## Purpose
This is a gradual approach on using torchtext. 

#### Tokenize and numericalize
We first define a `Field` which is datatype to process text

In [25]:
import torchtext
import torch

In [None]:
field = torchtext.data.Field()

txt = 'This is simple sentence .'

#tokenize 
tokens = field.tokenize(txt)
print(f'tokens: {tokens}')

# build the vocabulary
field.build_vocab(tokens)

Lets have a look at the vocab frequency. 

In [None]:
field.vocab.freqs


So tokenization is happening at charecter level. so we need an interator of iterator of tokens. Lets tokenize again.

In [None]:
field = torchtext.data.Field()
tokens = field.tokenize(txt)

# we use a list of list of tokens
field.build_vocab([tokens])

#check the word frequencies
print(f'frequencies: {field.vocab.freqs}')

# words in vocab
print(f'vocab words: {list(field.vocab.stoi.keys())}')
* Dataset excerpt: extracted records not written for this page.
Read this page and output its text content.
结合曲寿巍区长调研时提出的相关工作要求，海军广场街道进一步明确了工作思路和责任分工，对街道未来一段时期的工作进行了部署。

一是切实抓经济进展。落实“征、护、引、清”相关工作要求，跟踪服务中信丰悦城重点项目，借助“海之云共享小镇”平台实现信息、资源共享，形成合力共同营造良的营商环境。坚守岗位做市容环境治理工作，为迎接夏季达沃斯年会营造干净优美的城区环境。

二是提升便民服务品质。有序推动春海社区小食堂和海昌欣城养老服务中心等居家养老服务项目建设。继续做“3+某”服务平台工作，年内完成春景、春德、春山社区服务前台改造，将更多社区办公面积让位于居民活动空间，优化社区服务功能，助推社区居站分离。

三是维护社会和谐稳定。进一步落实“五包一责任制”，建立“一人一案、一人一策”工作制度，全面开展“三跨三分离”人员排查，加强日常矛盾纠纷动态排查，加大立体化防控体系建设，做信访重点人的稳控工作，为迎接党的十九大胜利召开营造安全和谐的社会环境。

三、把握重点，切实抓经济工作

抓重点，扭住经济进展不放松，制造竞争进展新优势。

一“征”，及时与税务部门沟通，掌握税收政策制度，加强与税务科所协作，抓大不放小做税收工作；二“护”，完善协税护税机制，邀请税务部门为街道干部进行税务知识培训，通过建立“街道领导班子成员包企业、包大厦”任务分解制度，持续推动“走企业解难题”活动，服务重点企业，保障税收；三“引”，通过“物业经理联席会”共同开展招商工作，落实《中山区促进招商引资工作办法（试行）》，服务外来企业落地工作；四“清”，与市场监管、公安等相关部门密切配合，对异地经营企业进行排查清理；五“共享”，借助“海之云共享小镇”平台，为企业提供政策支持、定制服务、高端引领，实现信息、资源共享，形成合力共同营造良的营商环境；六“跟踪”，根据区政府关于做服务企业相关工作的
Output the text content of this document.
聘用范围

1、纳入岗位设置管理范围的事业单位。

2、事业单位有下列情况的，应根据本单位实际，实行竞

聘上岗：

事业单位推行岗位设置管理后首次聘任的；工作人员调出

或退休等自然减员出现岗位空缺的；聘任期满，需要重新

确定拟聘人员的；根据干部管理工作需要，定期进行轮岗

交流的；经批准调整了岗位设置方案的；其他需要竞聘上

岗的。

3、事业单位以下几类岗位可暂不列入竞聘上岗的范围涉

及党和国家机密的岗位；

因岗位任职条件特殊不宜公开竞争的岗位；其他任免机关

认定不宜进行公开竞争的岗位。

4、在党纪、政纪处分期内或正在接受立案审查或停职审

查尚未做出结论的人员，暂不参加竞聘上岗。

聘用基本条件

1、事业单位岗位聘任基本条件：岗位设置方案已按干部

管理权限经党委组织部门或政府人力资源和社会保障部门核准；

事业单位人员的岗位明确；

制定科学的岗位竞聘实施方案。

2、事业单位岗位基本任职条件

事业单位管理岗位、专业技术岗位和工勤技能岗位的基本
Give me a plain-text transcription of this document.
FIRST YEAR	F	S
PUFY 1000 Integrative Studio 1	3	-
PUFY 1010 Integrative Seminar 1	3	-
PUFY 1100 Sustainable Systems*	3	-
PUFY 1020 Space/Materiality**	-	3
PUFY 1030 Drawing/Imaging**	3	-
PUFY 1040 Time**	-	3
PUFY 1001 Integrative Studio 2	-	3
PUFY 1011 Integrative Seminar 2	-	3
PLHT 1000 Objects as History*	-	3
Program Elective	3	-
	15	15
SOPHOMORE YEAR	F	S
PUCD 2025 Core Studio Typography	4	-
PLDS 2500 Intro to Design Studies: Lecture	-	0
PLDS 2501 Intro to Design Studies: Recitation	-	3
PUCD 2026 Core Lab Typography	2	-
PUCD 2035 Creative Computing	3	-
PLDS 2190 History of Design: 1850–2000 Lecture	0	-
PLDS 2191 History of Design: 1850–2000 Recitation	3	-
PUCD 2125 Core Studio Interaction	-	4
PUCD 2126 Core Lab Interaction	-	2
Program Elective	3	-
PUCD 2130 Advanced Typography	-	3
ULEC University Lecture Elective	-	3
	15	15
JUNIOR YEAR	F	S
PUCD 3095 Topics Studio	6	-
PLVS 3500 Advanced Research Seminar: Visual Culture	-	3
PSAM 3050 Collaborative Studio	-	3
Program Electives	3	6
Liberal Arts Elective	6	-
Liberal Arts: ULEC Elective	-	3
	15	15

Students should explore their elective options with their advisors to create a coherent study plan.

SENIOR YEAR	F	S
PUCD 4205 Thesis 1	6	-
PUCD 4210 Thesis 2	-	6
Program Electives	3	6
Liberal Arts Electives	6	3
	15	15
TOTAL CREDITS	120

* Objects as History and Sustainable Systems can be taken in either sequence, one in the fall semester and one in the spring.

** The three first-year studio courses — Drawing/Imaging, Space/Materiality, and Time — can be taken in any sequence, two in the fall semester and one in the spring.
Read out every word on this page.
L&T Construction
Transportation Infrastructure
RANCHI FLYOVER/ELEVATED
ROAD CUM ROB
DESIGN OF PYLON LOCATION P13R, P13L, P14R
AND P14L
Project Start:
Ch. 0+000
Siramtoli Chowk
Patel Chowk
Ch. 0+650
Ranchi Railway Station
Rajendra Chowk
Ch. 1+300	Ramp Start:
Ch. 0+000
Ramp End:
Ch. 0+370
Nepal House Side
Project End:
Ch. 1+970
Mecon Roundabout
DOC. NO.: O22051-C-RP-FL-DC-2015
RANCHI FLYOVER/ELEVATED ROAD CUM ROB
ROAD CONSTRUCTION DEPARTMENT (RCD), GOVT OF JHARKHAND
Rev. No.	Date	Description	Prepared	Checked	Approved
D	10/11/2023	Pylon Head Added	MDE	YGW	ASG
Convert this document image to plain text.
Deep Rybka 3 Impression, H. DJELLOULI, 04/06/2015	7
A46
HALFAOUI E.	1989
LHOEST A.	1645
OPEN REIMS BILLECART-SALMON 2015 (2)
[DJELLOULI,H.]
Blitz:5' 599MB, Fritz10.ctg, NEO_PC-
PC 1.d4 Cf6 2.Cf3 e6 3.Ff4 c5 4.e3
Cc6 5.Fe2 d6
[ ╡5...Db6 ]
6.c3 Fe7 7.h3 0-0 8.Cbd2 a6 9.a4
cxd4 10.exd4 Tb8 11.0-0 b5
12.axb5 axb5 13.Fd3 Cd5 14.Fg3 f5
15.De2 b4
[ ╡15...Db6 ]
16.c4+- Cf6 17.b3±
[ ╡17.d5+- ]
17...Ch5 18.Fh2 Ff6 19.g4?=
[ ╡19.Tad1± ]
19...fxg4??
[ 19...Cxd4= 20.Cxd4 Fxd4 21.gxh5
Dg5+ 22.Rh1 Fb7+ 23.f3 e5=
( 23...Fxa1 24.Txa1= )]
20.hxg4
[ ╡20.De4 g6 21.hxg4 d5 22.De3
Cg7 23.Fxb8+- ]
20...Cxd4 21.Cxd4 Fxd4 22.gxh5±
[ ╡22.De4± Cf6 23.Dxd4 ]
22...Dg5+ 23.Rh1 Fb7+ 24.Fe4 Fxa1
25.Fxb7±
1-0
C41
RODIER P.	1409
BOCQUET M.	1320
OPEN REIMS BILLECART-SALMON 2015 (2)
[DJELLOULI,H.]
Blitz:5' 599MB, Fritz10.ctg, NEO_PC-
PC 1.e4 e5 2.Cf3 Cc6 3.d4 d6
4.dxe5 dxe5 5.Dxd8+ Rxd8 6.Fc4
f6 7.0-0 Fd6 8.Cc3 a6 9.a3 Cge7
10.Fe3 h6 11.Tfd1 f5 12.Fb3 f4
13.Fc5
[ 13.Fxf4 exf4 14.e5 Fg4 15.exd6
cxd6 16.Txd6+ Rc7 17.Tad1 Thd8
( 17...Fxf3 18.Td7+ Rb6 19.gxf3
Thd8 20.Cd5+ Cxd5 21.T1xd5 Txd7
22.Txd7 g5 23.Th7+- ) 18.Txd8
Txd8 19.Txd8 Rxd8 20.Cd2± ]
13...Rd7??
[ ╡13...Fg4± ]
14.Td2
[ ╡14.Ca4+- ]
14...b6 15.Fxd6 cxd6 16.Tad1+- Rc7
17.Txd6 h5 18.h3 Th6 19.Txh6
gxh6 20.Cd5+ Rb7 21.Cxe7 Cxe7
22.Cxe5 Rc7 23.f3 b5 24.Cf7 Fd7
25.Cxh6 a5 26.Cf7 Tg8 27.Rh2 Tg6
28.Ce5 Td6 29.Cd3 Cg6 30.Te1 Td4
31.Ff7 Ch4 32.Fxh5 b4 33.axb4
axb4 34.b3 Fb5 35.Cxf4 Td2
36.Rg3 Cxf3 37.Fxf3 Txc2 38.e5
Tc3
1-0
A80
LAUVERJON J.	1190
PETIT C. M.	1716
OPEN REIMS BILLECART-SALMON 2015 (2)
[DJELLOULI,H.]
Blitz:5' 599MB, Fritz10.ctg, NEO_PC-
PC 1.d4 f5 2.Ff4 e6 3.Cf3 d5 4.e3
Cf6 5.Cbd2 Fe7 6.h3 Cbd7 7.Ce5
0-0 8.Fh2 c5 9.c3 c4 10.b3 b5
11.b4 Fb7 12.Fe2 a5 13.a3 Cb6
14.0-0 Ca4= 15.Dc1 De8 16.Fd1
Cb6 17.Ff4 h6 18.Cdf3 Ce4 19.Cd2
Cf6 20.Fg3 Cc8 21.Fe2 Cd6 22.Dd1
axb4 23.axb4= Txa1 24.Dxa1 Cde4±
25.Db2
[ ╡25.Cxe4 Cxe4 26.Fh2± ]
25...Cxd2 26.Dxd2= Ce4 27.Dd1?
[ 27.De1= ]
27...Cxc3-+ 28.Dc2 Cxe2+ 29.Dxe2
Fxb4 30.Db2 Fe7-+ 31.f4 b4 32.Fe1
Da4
Let us tokenize and numericalize

In [None]:
data = field.numericalize([tokens])
print('data.shape: ', data.shape)
data

### Batchifying for a language model
When using transformers for training a language model, how do we create batches and feed the data efficiently during training?
It was not very clear to me in https://pytorch.org/tutorials/beginner/transformer_tutorial.html

In [4]:
txt = 'abcdefghijklmnopqrstuvwxyz'
txt = ' '.join([o.upper() for o in txt])
print(txt)

rfield = torchtext.data.ReversibleField(init_token='<sos>',
                                      eos_token='<eos>',
                                      lower=True)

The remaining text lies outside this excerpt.